Théâtre - Les vertiges de la finance

Dans la pièce Amour/Argent, les comédiens Mathieu Gosselin, Benoît Dagenais, Isabelle Roy, Danielle Proulx et Marie-Hélène Thibault interprètent les membres d’une même famille et d’une même entreprise, victimes de la fluctuation de l’argent.
Photo: Valérie Remise Dans la pièce Amour/Argent, les comédiens Mathieu Gosselin, Benoît Dagenais, Isabelle Roy, Danielle Proulx et Marie-Hélène Thibault interprètent les membres d’une même famille et d’une même entreprise, victimes de la fluctuation de l’argent.

La crise financière de 2008 et ses multiples ramifications ont agi comme un véritable détonateur pour les artistes de théâtre européens.
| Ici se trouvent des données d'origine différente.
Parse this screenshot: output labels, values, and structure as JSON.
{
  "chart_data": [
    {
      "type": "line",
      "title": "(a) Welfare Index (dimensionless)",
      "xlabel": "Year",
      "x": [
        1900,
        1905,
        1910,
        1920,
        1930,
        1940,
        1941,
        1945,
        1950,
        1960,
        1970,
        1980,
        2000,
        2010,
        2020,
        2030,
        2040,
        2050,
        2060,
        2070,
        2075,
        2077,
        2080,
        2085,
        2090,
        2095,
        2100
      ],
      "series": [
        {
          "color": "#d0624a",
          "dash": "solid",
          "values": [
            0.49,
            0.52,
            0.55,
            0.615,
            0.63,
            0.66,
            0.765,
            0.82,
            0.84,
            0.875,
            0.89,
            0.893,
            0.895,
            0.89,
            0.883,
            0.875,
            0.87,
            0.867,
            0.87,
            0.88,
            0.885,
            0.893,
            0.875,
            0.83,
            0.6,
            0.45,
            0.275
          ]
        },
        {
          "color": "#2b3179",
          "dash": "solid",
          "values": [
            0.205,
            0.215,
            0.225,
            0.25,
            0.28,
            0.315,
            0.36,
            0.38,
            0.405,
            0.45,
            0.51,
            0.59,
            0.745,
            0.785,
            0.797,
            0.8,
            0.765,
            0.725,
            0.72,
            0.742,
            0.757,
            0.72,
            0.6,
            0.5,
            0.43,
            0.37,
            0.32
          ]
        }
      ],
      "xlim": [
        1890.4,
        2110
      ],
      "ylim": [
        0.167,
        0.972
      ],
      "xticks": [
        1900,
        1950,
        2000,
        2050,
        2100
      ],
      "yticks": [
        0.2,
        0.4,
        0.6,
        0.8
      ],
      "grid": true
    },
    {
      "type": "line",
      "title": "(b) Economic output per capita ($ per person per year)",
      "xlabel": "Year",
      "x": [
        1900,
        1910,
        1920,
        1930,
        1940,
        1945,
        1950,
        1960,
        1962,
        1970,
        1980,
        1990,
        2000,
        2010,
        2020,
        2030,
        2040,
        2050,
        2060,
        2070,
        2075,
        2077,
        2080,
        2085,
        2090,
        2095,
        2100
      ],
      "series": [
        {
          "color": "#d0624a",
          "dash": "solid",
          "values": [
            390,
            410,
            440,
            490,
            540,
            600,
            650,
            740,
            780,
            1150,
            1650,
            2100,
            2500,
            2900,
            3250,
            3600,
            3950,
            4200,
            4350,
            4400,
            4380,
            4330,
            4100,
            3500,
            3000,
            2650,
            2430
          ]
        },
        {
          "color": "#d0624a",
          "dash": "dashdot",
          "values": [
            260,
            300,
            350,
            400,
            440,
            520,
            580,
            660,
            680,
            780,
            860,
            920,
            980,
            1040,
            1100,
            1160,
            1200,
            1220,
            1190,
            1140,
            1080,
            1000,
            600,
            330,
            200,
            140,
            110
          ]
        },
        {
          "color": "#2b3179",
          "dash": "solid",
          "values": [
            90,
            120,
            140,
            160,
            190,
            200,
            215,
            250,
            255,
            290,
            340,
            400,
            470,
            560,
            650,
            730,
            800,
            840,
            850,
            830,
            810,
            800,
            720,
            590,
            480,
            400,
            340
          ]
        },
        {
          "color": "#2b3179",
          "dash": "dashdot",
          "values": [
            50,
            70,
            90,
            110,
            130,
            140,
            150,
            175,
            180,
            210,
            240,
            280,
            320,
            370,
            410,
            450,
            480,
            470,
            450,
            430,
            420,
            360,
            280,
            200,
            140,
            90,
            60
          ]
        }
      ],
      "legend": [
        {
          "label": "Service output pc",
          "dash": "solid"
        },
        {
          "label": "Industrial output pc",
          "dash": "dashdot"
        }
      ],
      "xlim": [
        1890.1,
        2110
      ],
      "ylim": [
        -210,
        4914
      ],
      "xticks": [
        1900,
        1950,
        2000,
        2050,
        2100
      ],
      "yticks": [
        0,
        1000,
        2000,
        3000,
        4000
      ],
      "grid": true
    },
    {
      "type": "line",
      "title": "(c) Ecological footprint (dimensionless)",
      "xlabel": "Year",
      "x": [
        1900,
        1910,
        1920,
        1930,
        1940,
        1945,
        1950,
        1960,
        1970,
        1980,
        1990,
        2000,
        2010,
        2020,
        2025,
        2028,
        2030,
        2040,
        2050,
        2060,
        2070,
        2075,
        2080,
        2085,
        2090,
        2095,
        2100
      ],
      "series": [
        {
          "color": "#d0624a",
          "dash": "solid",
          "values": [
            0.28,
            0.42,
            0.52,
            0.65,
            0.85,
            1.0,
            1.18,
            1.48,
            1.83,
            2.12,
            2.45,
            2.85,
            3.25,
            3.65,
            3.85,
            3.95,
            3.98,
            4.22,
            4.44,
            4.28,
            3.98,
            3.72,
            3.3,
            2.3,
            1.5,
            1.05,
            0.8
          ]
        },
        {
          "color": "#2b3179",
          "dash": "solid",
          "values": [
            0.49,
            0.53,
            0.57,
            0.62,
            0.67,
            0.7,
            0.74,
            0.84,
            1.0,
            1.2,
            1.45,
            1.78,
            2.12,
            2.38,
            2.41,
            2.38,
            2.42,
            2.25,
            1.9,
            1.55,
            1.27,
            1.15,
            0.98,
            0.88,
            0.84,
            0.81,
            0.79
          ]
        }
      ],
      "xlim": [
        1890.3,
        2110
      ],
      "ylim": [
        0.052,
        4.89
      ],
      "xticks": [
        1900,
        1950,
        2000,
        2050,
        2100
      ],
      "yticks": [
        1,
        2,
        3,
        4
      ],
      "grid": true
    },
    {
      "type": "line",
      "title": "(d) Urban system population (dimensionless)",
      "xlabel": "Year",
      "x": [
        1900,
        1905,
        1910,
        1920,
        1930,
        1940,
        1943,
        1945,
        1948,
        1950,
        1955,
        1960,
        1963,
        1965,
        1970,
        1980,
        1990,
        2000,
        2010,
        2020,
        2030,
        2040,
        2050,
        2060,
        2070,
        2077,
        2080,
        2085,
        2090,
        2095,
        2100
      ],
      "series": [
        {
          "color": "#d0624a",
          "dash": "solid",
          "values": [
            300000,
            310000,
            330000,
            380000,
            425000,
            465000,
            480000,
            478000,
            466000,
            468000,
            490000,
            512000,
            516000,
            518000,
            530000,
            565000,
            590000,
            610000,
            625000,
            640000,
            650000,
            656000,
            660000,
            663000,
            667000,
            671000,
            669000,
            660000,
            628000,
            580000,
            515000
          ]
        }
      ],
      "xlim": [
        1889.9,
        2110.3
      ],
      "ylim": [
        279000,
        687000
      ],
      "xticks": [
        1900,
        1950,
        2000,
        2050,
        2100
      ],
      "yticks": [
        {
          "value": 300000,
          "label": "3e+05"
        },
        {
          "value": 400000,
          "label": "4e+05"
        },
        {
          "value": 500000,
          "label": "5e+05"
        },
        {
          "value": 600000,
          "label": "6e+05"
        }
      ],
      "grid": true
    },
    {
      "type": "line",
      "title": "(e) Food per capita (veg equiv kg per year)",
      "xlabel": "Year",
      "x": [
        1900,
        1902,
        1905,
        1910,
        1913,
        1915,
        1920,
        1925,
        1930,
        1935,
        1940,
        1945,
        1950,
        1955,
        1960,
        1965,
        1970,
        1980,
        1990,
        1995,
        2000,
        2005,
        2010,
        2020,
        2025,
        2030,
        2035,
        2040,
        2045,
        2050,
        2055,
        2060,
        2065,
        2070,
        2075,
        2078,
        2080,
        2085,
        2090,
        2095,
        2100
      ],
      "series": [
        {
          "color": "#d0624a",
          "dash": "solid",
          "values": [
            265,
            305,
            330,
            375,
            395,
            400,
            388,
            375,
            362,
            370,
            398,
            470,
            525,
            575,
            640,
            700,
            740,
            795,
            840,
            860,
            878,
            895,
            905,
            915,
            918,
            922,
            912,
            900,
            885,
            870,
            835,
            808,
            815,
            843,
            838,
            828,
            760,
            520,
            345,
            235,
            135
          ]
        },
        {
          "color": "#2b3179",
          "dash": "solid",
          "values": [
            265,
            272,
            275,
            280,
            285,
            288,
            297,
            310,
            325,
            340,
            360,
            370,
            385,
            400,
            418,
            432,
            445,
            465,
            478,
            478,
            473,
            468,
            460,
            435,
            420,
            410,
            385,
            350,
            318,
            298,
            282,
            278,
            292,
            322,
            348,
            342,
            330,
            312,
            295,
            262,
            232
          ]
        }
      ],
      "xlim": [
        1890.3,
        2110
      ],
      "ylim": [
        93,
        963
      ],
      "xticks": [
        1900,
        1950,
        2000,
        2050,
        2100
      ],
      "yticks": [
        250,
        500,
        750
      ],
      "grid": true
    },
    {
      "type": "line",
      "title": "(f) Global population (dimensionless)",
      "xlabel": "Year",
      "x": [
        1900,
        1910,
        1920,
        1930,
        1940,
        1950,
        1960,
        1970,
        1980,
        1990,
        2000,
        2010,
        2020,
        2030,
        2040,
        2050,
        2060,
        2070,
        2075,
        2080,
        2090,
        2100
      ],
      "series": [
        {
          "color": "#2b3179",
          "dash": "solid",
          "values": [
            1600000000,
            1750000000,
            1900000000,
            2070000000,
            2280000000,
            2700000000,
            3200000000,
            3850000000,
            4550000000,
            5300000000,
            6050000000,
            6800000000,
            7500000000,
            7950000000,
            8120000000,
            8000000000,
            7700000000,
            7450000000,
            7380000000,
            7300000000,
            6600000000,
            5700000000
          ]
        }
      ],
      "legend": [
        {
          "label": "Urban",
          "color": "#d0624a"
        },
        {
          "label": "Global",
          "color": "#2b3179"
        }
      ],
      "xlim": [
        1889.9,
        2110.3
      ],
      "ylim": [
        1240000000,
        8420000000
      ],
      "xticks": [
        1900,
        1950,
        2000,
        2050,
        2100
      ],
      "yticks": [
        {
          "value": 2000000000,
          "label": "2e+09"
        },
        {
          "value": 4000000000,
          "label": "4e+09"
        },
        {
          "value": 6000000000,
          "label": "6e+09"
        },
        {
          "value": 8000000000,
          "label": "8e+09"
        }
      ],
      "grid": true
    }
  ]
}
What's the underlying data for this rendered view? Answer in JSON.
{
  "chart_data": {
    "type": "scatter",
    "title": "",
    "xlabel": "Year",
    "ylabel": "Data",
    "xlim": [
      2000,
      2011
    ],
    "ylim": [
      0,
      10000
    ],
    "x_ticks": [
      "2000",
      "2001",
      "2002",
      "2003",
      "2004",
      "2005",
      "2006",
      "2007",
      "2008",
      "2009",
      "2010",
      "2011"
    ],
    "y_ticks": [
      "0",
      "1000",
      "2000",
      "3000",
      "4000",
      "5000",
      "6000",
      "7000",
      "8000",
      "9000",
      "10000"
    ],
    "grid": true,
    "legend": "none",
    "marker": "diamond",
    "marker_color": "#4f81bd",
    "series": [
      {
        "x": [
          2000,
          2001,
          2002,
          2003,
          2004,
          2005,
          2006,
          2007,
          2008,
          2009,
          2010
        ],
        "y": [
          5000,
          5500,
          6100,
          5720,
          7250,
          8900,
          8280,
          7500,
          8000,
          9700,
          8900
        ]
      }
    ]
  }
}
On trouve encore peu d’auteurs dramatiques québécois qui ont cherché à en dessiner les contours, mais en France ou en Autriche, grâce à des auteurs comme David Lescot (Le système de Ponzi) ou Elfriede Jelinek (Les contrats du commerçant), les mouvements instables de la finance ont donné lieu à des pièces à la forme éclatée, porteuses d’un discours critique percutant sur les mécanismes de circulation de l’argent. On peut tout à fait inclure le Britannique Dennis Kelly à cette liste. Dans Amour/Argent, écrit deux ans avant la crise, mais abordant néanmoins des enjeux qui lui sont liés, il fait se croiser les destins des membres d’une même famille et d’une même entreprise pour mieux explorer les ravages que cause dans leurs vies la fluctuation de l’argent, cette chose si abstraite.


Rencontrons David et Jess, un couple malmené par une dette affolante. Il devra renoncer à l’enseignement pour devenir vendeur. Elle ira de décalages en détresses jusqu’au suicide, après avoir cherché réconfort dans la physique quantique. Dans le coin gauche, les parents de Jess vandalisent sans retenue l’imposant monument qu’une famille grecque a installé à côté de la modeste pierre tombale de leur fille. Quelque part à leurs côtés, la patronne d’une grosse boîte et ses employés ont fait de l’argent une véritable religion. Dans le coin droit, une certaine Debbie risque de se perdre dans un obscur monde interlope si elle consent à travailler pour Duncan, qui brasse de sombres affaires.


Tout ce beau monde est coupable d’être un minuscule rouage dans l’engrenage infini du capitalisme sauvage, qui les dépasse et les dévore, leur faisant perdre le sens commun et surtout, la capacité d’aimer sans calculer. Comment trouver sa place dans une machinerie financière complexe, dont les embranchements nous échappent et nous broient ? C’est la question que pose ce spectacle. Par sa structure morcelée, son rythme fulgurant et son chevauchement d’histoires, le texte cherche évidemment à recréer un sentiment de vertige. Pari à moitié réussi, peut-être parce que le dialogue est très démonstratif, trop verbeux, et sombre dans une tendance à la surexplication, ne faisant pas assez confiance aux possibilités de sa structure éclatée et de son rythme hachuré. « Je vis une vie où tout se mesure en niveau de salaires », dit par exemple David, dans une inutile tentative d’expliquer ce qui, déjà, nous paraissait évident.


De même, la mise en scène de Geoffrey Gaquère rate une occasion d’explorer différentes formes de théâtralité en se contentant d’une forme de réalisme rythmé et nerveux. Sa direction d’acteurs est efficace (Patrick Hivon brille particulièrement), mais ce texte qui alterne les monologues, les adresses au public, les scènes dialoguées, les choeurs et les échanges épistolaires aurait mérité un peu moins de sagesse.